If you asked me what director Ron Fricke’s Samsara was about, I couldn’t tell you in a single line synopsis. Yet it is possibly one of the notable, stunning and memorable films I have seen in recent times. Suffice to say Samsara is described as a ‘non-verbal guided meditation’, which moves around the world, showcasing vast panoramas, civil structures and human practises. The word ’samsara’ is sanskrit for ‘cyclic existence’ which manifests itself in the sequences of events which we see on screen.
We start with vast Buddhist temples, mingled with scenes of east Asian dance and culture, this moves quickly across other landscapes and civilisations – until we eventually see visions of the rich and poor, progress and destruction as well as the lifecycle of food and technology. Yet, despite all this, the tone of Samsara isn’t an overly patronising one. This isn’t a film that parades itself as ‘profound’. Instead, it chooses to beautifully present us with what’s already there, even though what’s already there, may not always be beautiful.
Fricke succeeds at building up semblances of narrative strands – simply through association. Arguably, his DOP experience with Francis Ford Coppola and Lucasfilm, has contributed to his signature, for instance, Fricke holds the frame for just precisely the right length. The mood he creates is therefore instantly dramatic. His use of time-lapse further adds to the film’s cyclical nature. Initially this is presented in nature, but is truly overwhelming in the one scene of people circulating around Mecca. In later stages of the film, where we see production lines and battery farms, we can’t help but think that this is Fricke’s comment on our vastly consumeristic age. But, just as nature has a habit of healing and restoring itself, so too does Samsara, but cutting seamlessly from one visual arrangement to another, before it gets too messy.
Of course, the film doesn’t succeed solely on its visual artistry, bringing it to life is the beautiful, ethereal and sometimes dramatic score. Arranged chiefly through a partnership between, Lisa Gerrard, Mark Magidson, Michael Stearns and Marcello De Francisci – the film pulls off a marriage between different musical styles paired with different chapters. One of the film’s selling points was Lisa Gerrard. The singer and composer is often described as the vocalist behind Ridley Scott’s Gladiator. Though personally, I think this serves as a poor summary of her talents. As no stranger to her work, I was initially attracted to the film purely by her alone. So, it was a nice pay-off then to discover all audio-visual components working in harmony.
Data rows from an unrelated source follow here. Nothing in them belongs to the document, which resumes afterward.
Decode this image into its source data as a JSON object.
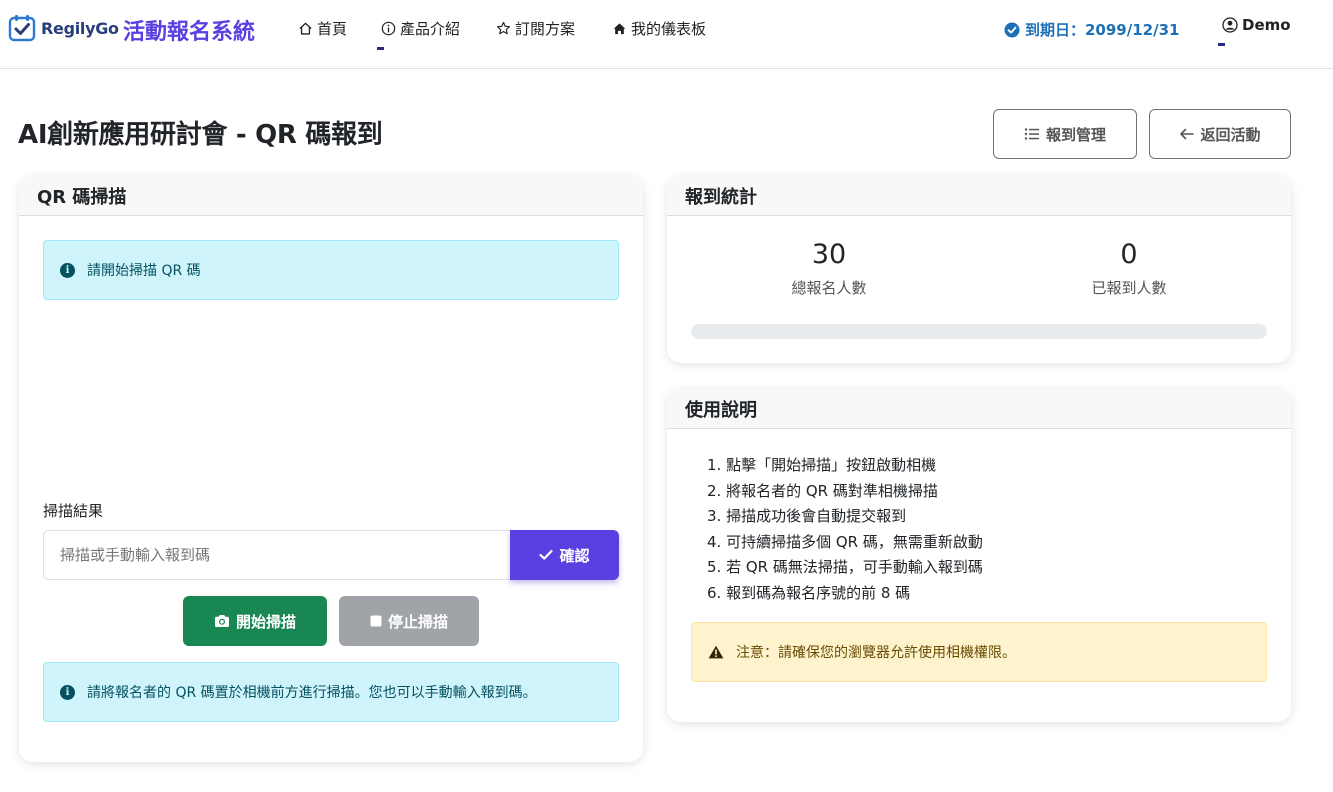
{
  "nav": {
    "brand": "RegilyGo",
    "system_name": "活動報名系統",
    "items": [
      {
        "label": "首頁",
        "icon": "home-icon"
      },
      {
        "label": "產品介紹",
        "icon": "info-circle-icon"
      },
      {
        "label": "訂閱方案",
        "icon": "star-icon"
      },
      {
        "label": "我的儀表板",
        "icon": "home-filled-icon"
      }
    ],
    "expiry": "到期日：2099/12/31",
    "user": "Demo"
  },
  "page": {
    "title": "AI創新應用研討會 - QR 碼報到",
    "manage_button": "報到管理",
    "back_button": "返回活動"
  },
  "scanner": {
    "header": "QR 碼掃描",
    "info": "請開始掃描 QR 碼",
    "result_label": "掃描結果",
    "input_placeholder": "掃描或手動輸入報到碼",
    "input_value": "",
    "confirm_button": "確認",
    "start_button": "開始掃描",
    "stop_button": "停止掃描",
    "hint": "請將報名者的 QR 碼置於相機前方進行掃描。您也可以手動輸入報到碼。"
  },
  "stats": {
    "header": "報到統計",
    "total_value": "30",
    "total_label": "總報名人數",
    "checked_value": "0",
    "checked_label": "已報到人數",
    "progress_percent": 0
  },
  "instructions": {
    "header": "使用說明",
    "items": [
      "1. 點擊「開始掃描」按鈕啟動相機",
      "2. 將報名者的 QR 碼對準相機掃描",
      "3. 掃描成功後會自動提交報到",
      "4. 可持續掃描多個 QR 碼，無需重新啟動",
      "5. 若 QR 碼無法掃描，可手動輸入報到碼",
      "6. 報到碼為報名序號的前 8 碼"
    ],
    "warning": "注意：請確保您的瀏覽器允許使用相機權限。"
  },
  "colors": {
    "primary": "#5b3fe0",
    "success": "#198754",
    "secondary": "#a0a4a8",
    "info_bg": "#cff4fc",
    "warning_bg": "#fff3cd",
    "expiry_blue": "#1e6fb5"
  }
}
Ultimately it’s difficult to do justice for a film through words alone, particularly as this film has none. As a medium, it reminds us that we only need ideas to tell stories, once we’ve planted the seed, thoughts and emotions flourish of their own accord. I take for example, The Lighting of the Beacons in Lord of the Rings, or the opening sequences of 2001: A Space Odyssey or Star Wars. Similarly, Fricke manages to weave meaning and emotion into the smallest of interactions, to the widest of vistas. Fortunately, for me, I saw this slap bang in the middle of a giant digital screen. I didn’t just get the experience of seeing a beautiful film, I got the experience of going around the world for a few hours, which for me, is the film’s greatest achievement.